We often look to age, gender or education to explain divisions. We analyse campaign strategies and the language politicians use to win our support. My colleagues and I at the University of Cambridge chose to turn to cognitive psychology for more answers.

In a study of over 300 UK citizens, we tested participants’ tendencies towards “cognitive flexibility” – their ability to adapt to change – and “cognitive persistence”, which reflects a preference for stability and uniformity.

We found that people who displayed higher cognitive flexibility were less likely to support authoritarian and nationalistic ideologies. They were also more likely to think the UK should remain in the EU.

Those who exhibited tendencies towards cognitive persistence were more likely to endorse conservative and nationalistic attitudes. They, in turn, were more likely to support Brexit.

Adapting to change

We measured cognitive flexibility by asking participants to complete tests which assessed their cognitive information processing styles. These tests do not make any reference to politics or ideologies.

In one test, participants were presented with four cards featuring different geometric figures of various colours and shapes. The participants were asked to match a fifth card from a separate deck to one of these four cards. There were multiple potential rules for matching the cards. They could be matched according to the colour, number, or shape of the geometric figures.

At the start of the task, participants learnt an initial rule for classifying the cards (for example, according to colour). But after learning the rule, the classification rule suddenly changed (for example, they now needed to match the cards according to shape). This allows us to measure how easily individuals adapt to change. Do they quickly change their responses to the new rule (which is indicative of flexibility)? Or do they tend to persist with the previously learnt rule (which is a marker of persistence)?

Across multiple behavioural measures, we found a link between mental flexibility and nationalistic ideology. We asked participants about their support for immigration, the European Union, free movement of labour, and access to the EU single market. We found that cognitive flexibility and tolerance for uncertainty were related to support for flexible immigration and fluid national borders. Cognitive persistence was linked to opposition to immigration and free movement of labour.

A similar pattern emerged when we asked participants about the extent to which they agreed with the statement: “The government has a right to remain in the EU if the costs of Brexit are too high.” We found that the belief that the UK government ought to be flexible in its implementation of Brexit in light of potential costs was positively correlated with cognitive flexibility.
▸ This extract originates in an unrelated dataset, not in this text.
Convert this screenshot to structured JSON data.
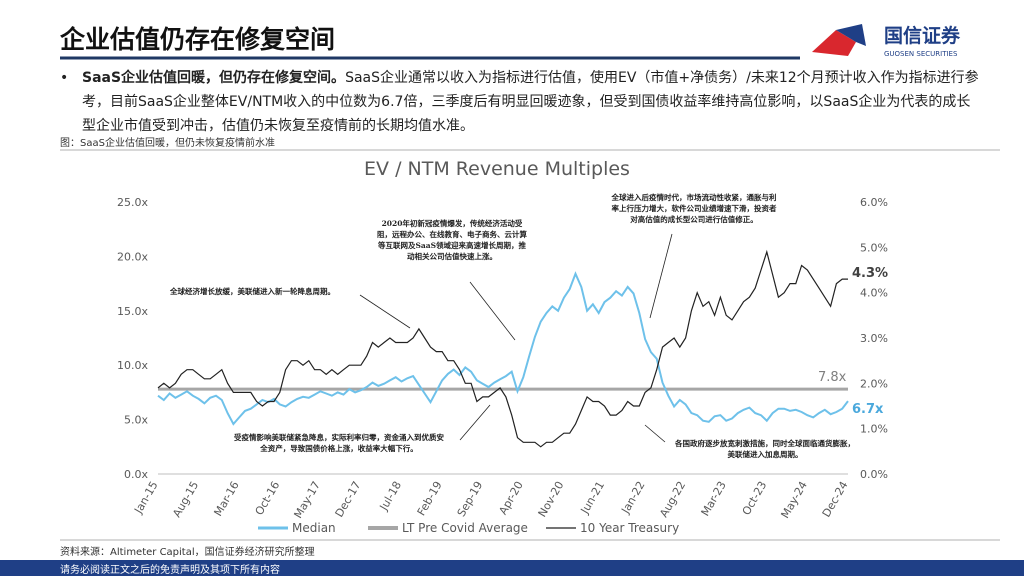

Psychologically flexible individuals appear to evaluate policies in more flexible, context-dependent ways.

Our ideological stances may therefore be tied to our general psychological adaptability to change.

Head and heart

These findings suggest that we don’t just vote with our hearts, we also vote according to our cognitive style. In fact, the results imply a parallel between our cognitive preferences and our ideological preferences. The flexibility with which we process non-political and non-emotional information reveals how flexibly we process ideological arguments.

Our study points to general trends and tendencies rather than the psychological characteristics of any particular individual. It’s important to remember that the reasons behind why we vote the way we do are varied, idiosyncratic and complex. Cognitive flexibility is only one piece of an intricate puzzle.

But understanding the psychological processes that underpin our ideologies and voting choices will help us to better understand each other. That’s a crucial step towards bridging the echo chambers and ideological gaps that often divide our families, our communities and our world.